Ainsi, le goût indien pour la prolifération des statues divines, conjugué aux besoins de donner à voir des images pour enseigner le catéchisme aux nouveaux convertis indiens, aboutit à l'invention d'une figure nouvelle syncrétique : l'Enfant Jésus Bon Pasteur.

Cette effigie renvoie à une figure traditionnelle de l'iconographie chrétienne, celle du Bon Pasteur, représenté sous la forme du Christ assis, entouré de ses brebis, ou plus communément, sous la forme du Christ debout portant un agneau sur les épaules. Cet Enfant Jésus Bon Pasteur est également une évocation de la figure du Bouddha assis en contemplation, jambes croisées, la tête penchée reposant sur une main, le Bodhisattva Avalokitesvara. Pour les Indiens, l'Enfant Jésus Bon Pasteur rappelle Krishna Venugopala, avatar terrestre de Vishnou, incarné en pasteur adolescent, vêtu d'une peau de mouton, protégeant et charmant les animaux. En quelque sorte, l'Enfant Jésus Bon Pasteur est la symbiose de ces trois divinités.

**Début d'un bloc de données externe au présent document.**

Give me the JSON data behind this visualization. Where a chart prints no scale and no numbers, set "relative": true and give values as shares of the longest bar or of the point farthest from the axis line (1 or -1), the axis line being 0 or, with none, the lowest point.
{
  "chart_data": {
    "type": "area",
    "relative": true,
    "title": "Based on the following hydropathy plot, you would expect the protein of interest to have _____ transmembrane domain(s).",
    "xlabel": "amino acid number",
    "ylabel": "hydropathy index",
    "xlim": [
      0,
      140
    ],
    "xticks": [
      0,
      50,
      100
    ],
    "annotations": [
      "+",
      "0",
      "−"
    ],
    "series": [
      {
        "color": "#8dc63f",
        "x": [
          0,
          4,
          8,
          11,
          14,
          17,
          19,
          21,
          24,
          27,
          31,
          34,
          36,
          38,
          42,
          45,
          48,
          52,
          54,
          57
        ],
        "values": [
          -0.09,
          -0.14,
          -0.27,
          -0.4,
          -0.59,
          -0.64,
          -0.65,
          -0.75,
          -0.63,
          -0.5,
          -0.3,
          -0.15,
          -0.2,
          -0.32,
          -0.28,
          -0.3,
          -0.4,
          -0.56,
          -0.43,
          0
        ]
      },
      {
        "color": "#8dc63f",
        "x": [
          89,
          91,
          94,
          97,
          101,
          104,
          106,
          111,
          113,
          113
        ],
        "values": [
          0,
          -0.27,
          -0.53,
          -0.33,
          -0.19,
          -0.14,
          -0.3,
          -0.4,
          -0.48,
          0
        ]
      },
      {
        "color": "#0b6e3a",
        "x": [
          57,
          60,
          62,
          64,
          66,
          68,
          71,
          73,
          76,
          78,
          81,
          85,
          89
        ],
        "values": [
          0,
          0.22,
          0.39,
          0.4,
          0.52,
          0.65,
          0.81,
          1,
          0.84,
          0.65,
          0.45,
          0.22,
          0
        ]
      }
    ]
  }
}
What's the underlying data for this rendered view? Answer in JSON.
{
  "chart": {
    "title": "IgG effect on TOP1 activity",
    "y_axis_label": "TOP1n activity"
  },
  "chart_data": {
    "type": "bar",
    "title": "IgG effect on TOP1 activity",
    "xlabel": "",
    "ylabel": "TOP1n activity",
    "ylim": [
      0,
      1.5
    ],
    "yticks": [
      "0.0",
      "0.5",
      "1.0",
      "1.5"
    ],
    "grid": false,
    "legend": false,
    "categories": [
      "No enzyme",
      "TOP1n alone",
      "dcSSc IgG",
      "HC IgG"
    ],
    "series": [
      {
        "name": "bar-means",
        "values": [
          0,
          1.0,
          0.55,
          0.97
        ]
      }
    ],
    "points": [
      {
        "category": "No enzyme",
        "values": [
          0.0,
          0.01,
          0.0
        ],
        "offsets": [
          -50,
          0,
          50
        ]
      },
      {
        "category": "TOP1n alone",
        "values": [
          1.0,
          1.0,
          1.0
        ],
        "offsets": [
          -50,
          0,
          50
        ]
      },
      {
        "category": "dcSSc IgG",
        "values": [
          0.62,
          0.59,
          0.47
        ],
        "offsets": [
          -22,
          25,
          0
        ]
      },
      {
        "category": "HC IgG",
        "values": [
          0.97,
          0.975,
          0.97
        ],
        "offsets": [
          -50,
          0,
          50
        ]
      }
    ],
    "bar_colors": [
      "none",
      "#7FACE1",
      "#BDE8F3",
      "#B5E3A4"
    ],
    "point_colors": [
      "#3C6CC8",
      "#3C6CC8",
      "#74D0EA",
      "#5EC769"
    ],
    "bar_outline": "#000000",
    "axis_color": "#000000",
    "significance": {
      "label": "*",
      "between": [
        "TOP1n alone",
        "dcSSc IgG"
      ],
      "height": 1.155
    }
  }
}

Les statues de l'Enfant Jésus Bon Pasteur sont toujours composées de trois éléments : le piédestal, l'Enfant Jésus et l'arbre rayonnant. Ce dernier élément, très fragile, est très souvent manquant, comme ici. Seuls quelques petits trous indiquent sa présence passée. Ces figurines d’ivoire ont été abondement importées et commercialisées au Portugal.